Menteri Keuangan, Sri Mulyani Indrawati, mengakui memang terjadi perubahan dalam proyeksi pertumbuhan ekonomi domestik di tahun ini. Namun laju kegiatan perekonomian pada 2021 ini tetap terjaga sesuai estimasi awal hingga ke level 5 persen, dibanding minus 2,07 persen pada 2020.
Di sela konferensi pers di Kantor Presiden, Selasa, Sri Mulyani mengatakan pemerintah memproyeksikan pertumbuhan ekonomi 2021 akan sebesar 4,3-5,5 persen. Hal itu berbeda dengan asumsi pertumbuhan ekonomi di Anggaran Pendapatan dan Belanja Negara (APBN) 2021 yang sebesar 4,5-5,5 persen.
“Sekarang rentangnya agak bergeser, tapi titik perkiraan kita ada di 5 persen,” ujar Sri Mulyani.
Dalam rapat pimpinan TNI-Polri, Senin (15/2) lalu, Sri Mulyani mengaku mengeluarkan proyeksi pertumbuhan ekonomi RI pada 2021 sebesar 4,3-5,3 persen. "Jadi kita akan lihat di kuartal satu ini. Tapi range (rentang) ini menggambarkan kita masih optimis di sekitar 5 persen untuk 2021," ujarnya.
Di kuartal I 2021 ini, Sri Mulyani melihat pemulihan ekonomi masyarakat terus berjalan meskipun pemerintah menerapkan Penerapan Pembatasan Kegiatan Masyarakat (PPKM). Pemerintah, ujarnya, akan terus menggulirkan kebijakan untuk menstimulus ekonomi demi mengakeselerasi pemulihan ekonomi dari dampak pandemi Covid-19.

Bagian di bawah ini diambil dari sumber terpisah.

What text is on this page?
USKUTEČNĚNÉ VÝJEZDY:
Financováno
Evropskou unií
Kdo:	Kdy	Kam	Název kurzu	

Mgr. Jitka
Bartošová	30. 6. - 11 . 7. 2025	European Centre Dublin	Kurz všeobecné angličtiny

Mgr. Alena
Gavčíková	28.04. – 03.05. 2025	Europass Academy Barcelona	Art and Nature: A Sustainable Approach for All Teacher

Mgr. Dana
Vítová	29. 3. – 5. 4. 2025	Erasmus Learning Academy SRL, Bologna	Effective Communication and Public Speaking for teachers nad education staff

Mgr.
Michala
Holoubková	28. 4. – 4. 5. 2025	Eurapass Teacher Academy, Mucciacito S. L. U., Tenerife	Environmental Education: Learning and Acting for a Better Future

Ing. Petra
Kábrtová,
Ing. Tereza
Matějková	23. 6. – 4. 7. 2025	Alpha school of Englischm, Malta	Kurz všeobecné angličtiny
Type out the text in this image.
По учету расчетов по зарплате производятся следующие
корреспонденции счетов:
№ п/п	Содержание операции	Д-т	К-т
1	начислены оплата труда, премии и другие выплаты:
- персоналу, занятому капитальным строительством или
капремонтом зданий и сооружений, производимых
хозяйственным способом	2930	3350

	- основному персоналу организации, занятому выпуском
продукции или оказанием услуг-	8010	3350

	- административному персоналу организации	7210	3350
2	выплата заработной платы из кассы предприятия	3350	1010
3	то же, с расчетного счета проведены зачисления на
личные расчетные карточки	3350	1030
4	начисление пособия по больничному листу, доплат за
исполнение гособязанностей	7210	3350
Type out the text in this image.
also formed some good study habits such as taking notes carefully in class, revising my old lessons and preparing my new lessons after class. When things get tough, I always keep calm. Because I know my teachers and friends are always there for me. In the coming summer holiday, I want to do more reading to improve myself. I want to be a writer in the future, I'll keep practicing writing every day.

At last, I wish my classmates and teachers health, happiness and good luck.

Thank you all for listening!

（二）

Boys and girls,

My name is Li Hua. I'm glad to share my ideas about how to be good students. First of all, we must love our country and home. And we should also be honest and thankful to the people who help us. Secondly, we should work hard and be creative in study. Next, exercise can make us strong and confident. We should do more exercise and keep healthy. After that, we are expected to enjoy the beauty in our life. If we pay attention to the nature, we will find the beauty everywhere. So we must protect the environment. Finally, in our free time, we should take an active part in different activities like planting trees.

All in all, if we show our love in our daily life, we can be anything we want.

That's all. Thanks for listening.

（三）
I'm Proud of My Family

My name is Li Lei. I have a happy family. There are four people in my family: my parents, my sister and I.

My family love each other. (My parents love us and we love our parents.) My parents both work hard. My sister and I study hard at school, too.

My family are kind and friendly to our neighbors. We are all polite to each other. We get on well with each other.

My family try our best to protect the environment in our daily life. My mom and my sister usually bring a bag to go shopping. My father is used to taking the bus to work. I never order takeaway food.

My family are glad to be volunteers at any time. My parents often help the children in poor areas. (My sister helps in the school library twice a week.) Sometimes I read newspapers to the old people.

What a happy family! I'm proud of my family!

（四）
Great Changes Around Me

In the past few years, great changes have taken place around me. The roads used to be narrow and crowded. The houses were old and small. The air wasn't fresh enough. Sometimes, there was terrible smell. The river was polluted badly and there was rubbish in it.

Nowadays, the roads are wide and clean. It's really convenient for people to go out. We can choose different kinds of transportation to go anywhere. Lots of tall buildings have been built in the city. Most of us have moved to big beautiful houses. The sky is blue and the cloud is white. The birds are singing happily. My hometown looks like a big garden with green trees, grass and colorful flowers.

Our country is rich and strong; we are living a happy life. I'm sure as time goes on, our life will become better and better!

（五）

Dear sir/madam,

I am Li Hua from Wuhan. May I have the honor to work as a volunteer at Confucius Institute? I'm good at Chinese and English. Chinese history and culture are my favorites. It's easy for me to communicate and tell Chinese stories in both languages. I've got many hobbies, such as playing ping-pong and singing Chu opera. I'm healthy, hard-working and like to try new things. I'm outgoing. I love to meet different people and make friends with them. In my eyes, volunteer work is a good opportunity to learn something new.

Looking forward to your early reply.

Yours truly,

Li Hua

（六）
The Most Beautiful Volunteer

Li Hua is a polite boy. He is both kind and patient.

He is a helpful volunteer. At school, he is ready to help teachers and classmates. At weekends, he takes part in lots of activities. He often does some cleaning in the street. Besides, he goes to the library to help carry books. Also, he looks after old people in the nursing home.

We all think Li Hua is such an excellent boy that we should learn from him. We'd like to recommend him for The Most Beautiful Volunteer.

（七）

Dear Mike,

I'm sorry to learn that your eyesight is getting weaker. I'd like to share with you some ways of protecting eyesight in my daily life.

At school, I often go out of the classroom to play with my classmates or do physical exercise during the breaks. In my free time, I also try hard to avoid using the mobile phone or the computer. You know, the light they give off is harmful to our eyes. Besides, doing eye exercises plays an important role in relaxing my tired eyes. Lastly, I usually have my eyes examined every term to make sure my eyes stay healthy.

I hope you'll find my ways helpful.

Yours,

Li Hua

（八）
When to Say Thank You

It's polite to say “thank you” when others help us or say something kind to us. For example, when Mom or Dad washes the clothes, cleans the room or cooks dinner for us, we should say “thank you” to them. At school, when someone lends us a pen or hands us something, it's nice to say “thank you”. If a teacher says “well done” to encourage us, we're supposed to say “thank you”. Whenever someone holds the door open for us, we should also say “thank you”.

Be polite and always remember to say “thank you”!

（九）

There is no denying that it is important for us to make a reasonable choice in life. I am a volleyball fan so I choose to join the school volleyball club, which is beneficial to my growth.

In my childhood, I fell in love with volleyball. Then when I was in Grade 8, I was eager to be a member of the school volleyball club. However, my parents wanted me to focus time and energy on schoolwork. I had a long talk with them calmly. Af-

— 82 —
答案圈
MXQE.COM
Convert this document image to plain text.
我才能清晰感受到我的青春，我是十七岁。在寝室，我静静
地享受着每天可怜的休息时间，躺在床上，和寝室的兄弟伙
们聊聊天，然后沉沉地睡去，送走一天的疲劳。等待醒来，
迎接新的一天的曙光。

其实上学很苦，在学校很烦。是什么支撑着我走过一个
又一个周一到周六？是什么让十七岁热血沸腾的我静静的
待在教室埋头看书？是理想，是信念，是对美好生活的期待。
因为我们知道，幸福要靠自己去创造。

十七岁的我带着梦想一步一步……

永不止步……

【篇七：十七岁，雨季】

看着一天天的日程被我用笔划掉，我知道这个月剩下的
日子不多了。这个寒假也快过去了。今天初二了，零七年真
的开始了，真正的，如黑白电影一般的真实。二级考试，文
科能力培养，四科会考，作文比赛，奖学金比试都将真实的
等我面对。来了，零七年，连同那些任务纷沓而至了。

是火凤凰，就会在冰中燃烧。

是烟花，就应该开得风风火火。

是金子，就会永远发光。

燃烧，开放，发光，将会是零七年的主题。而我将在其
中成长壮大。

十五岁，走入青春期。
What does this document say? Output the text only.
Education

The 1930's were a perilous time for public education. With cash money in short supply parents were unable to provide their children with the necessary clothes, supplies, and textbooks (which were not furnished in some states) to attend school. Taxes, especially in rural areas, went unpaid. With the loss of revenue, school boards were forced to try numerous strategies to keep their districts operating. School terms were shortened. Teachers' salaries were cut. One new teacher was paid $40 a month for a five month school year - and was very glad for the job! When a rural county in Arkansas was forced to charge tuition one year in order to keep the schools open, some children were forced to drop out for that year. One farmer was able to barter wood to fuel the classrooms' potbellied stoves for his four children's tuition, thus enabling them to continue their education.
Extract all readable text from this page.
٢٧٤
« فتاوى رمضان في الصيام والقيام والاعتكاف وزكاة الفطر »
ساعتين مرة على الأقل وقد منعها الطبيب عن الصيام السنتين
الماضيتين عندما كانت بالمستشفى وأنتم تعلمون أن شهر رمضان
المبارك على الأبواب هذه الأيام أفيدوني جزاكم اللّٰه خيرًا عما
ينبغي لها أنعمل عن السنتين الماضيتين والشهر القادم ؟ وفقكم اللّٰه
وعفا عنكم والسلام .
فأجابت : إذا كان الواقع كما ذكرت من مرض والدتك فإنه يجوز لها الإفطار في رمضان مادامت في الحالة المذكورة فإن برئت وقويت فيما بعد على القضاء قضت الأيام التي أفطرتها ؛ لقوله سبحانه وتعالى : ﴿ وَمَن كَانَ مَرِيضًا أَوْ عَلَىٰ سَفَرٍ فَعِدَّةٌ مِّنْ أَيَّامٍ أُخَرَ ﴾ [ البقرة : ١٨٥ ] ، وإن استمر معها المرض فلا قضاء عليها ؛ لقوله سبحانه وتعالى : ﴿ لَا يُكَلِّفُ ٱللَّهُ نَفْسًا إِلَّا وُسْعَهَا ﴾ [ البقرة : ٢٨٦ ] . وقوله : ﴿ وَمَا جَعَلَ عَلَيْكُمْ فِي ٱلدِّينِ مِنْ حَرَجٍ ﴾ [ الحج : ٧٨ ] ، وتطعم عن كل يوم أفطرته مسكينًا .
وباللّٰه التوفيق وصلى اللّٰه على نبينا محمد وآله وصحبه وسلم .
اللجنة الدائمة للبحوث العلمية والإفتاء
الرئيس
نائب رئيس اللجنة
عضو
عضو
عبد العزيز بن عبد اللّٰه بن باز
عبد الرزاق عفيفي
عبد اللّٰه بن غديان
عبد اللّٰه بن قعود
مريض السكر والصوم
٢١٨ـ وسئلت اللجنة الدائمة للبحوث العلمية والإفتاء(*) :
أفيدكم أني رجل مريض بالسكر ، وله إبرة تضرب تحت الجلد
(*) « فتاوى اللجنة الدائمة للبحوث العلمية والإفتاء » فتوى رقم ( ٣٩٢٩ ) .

“Inilah yang kita upayakan di Februari dan Maret 2021 ini. Supaya kuartal I tetap bisa ada momentum pemulihan, baik kuartal ke kuartal atau secara tahunan. Dengan kuartal I yang cukup solid, kita akan jaga supaya di kuartal II dan III akan rebound, atau pemulihannya makin dipercepat,” demikian Mantan Direktur Pelaksana Bank Dunia itu.